As soon as it was announced that the 13th Doctor in the BBC’s long-running Doctor Who series would be portrayed by actress Jodi Whittaker, some have decried the casting as social justice gone amok. And it hasn’t been just the guys who’ve been upset; some women don’t think the Doctor should be a woman, either.
They should calm down and carry on. Seriously. The question shouldn’t be “Why is the new Doctor female?”, but why has it taken so long?
Change Is Good
Since Doctor Who’s debut in 1963, the Doctor – a fictional, body-shifting Time Lord who flies through the universe in a phone booth-shaped spaceship – has been a white British guy. Okay, I’ll give them the British part – the series is produced by the BBC, so let the home team win the nationality game. (After all, the rest of the world doesn’t care that most sci-fi protagonists have American accents.) That said, every so often – say, whenever an actor gets tired of playing the role – the Doctor “dies” and regenerates into someone entirely different. Or, at the very least, another white guy – sometimes old, sometimes young, sometimes chubby, and sometimes thin – who looks and acts a bit eccentric.

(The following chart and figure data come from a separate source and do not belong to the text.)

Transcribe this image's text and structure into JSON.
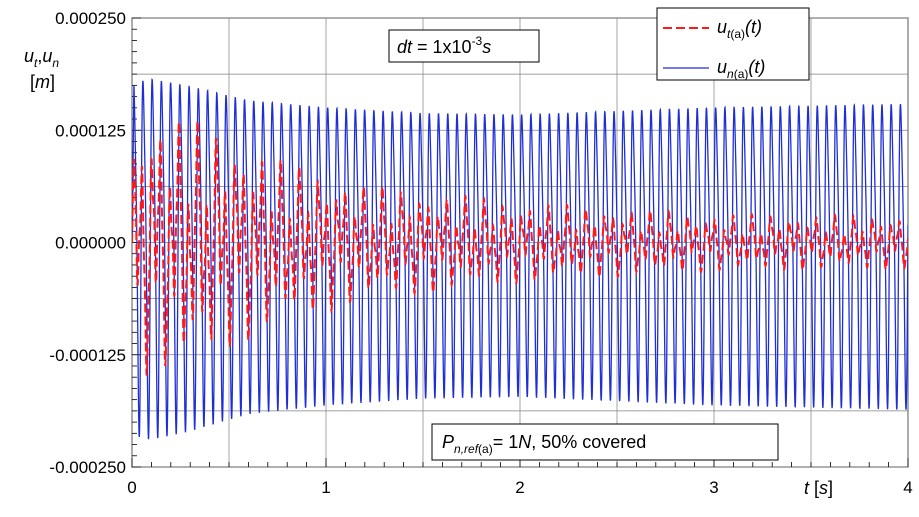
{
  "chart_data": {
    "type": "line",
    "title": "",
    "xlim": [
      0,
      4
    ],
    "ylim": [
      -0.00025,
      0.00025
    ],
    "x_ticks": [
      0,
      1,
      2,
      3,
      4
    ],
    "x_tick_labels": [
      "0",
      "1",
      "2",
      "3",
      "4"
    ],
    "y_ticks": [
      0.00025,
      0.000125,
      0,
      -0.000125,
      -0.00025
    ],
    "y_tick_labels": [
      "0.000250",
      "0.000125",
      "0.000000",
      "-0.000125",
      "-0.000250"
    ],
    "grid": true,
    "legend_position": "top-right",
    "xlabel": {
      "var": "t",
      "unit": "s"
    },
    "ylabel": {
      "vars": "u",
      "sub1": "t",
      "sep": ",",
      "sub2": "n",
      "unit": "m"
    },
    "annotations": {
      "dt": {
        "var": "dt",
        "text": " = 1x10",
        "exp": "-3",
        "unit": "s"
      },
      "load": {
        "var": "P",
        "sub": "n,ref",
        "subtag": "(a)",
        "value": "= 1",
        "unit": "N",
        "rest": ",   50% covered"
      }
    },
    "series": [
      {
        "name": "u_t(a)(t)",
        "label": {
          "var": "u",
          "sub": "t",
          "tag": "(a)",
          "arg": "(t)"
        },
        "color": "#ff1a1a",
        "style": "dashed",
        "frequency_hz": 21,
        "envelope": {
          "t": [
            0,
            0.05,
            0.3,
            0.5,
            0.8,
            1.2,
            2.0,
            3.0,
            4.0
          ],
          "amp": [
            0.000145,
            0.00015,
            0.00014,
            0.00012,
            9e-05,
            6.5e-05,
            4.5e-05,
            3.2e-05,
            3e-05
          ]
        }
      },
      {
        "name": "u_n(a)(t)",
        "label": {
          "var": "u",
          "sub": "n",
          "tag": "(a)",
          "arg": "(t)"
        },
        "color": "#1f2fd6",
        "style": "solid",
        "frequency_hz": 21,
        "envelope": {
          "t": [
            0,
            0.1,
            0.3,
            0.6,
            1.0,
            1.5,
            2.0,
            3.0,
            4.0
          ],
          "amp": [
            0.000225,
            0.00023,
            0.00022,
            0.0002,
            0.00019,
            0.000182,
            0.00018,
            0.00019,
            0.000195
          ]
        }
      }
    ]
  }
}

Change is an ever-present constant in the Doctor Who universe. The Doctor changes, his supporting companions change, even his arch-enemy The Master changes over the years. It’s particularly noteworthy that The Master, a fellow Gallifreyan, was recently female, setting in-continuity precedent for alien regeneration.
Guys Need a Female Role Model, Too
Perhaps the most preposterous complaint I’ve heard is that men are losing a strong male role model. As if one female incarnation of The Doctor will wipe out more than 50 years of male-starring Whovian history. But the introduction of Peter Capaldi’s Doctor didn’t erase the work of Matt Smith, Smith didn’t undo the impact of David Tennant, and so on and so on and so on. In fact, the first Doctor was a rather frail older man; did the elderly lose a role model when he was replaced by a younger actor?
I have a confession: I’m a white guy. It’s not always wine and roses, but I recognize that I can roll out of bed in the morning, not put on any makeup, and walk down the street in a grimy t-shirt and sweatpants and not once worry about being catcalled or body-shamed. On average, I’ll have an earning potential that’s 10 to 20 percent more than women doing the same job. Nobody calls me shrill or bossy when I assert myself in a business meeting. Most of my world caters to someone who looks like me. Sure, I can’t work out at Curves and will never be on the wait staff at Hooters, but I’m okay with the 99 percent of other things I can do freely.
You know why I don’t need a Men’s March? Because every freaking day is a men’s march! Across all forms of media, men have a wealth of positive role models to choose from. Seriously, we’re going to be just fine, fellas. Remember, there was a gap of 10 years with no Doctor Who whatsoever, and yet our modern brotherhood of man somehow survived.
To me, the people who complain that a female Doctor will take away a male role model are exactly the folks who need to experience a female Doctor. How will the Doctor be treated now that he is a she? Will a male companion attempt to mansplain how the Sonic Screwdriver works? It could be educational for men to see how their role model (remember, it’s still the same person, gender-switch and all) fares under the male gaze. Story-wise, there’s a lot of material to be mined from this transition.
Don’t Worry, He’ll Be Back
As a fan of sci-fi, comics, and fantasy, I’m perplexed that my fellow geeks don’t seem to understand the cyclical nature of established icons. They treat this iteration as if it’s permanent, when – as noted above – Doctor Who is ever-changing. But in the end, the narrative almost always returns to status quo. This is especially true with comic book super-heroes: Both Superman and Captain America have “died,” been replaced, and miraculously gotten better, restoring their original incarnations. Only readers who haven’t been paying attention think that Jane Foster will be Thor forever.
So if a female actress taking on the role of The Doctor upsets you, I hope you give it a chance and wait a season or two. She will likely regenerate back into a man’s body again. Maybe this time he’ll be black, or Asian, or Latino. And maybe, just maybe, that male Doctor will regenerate into a woman again…and it won’t be an issue.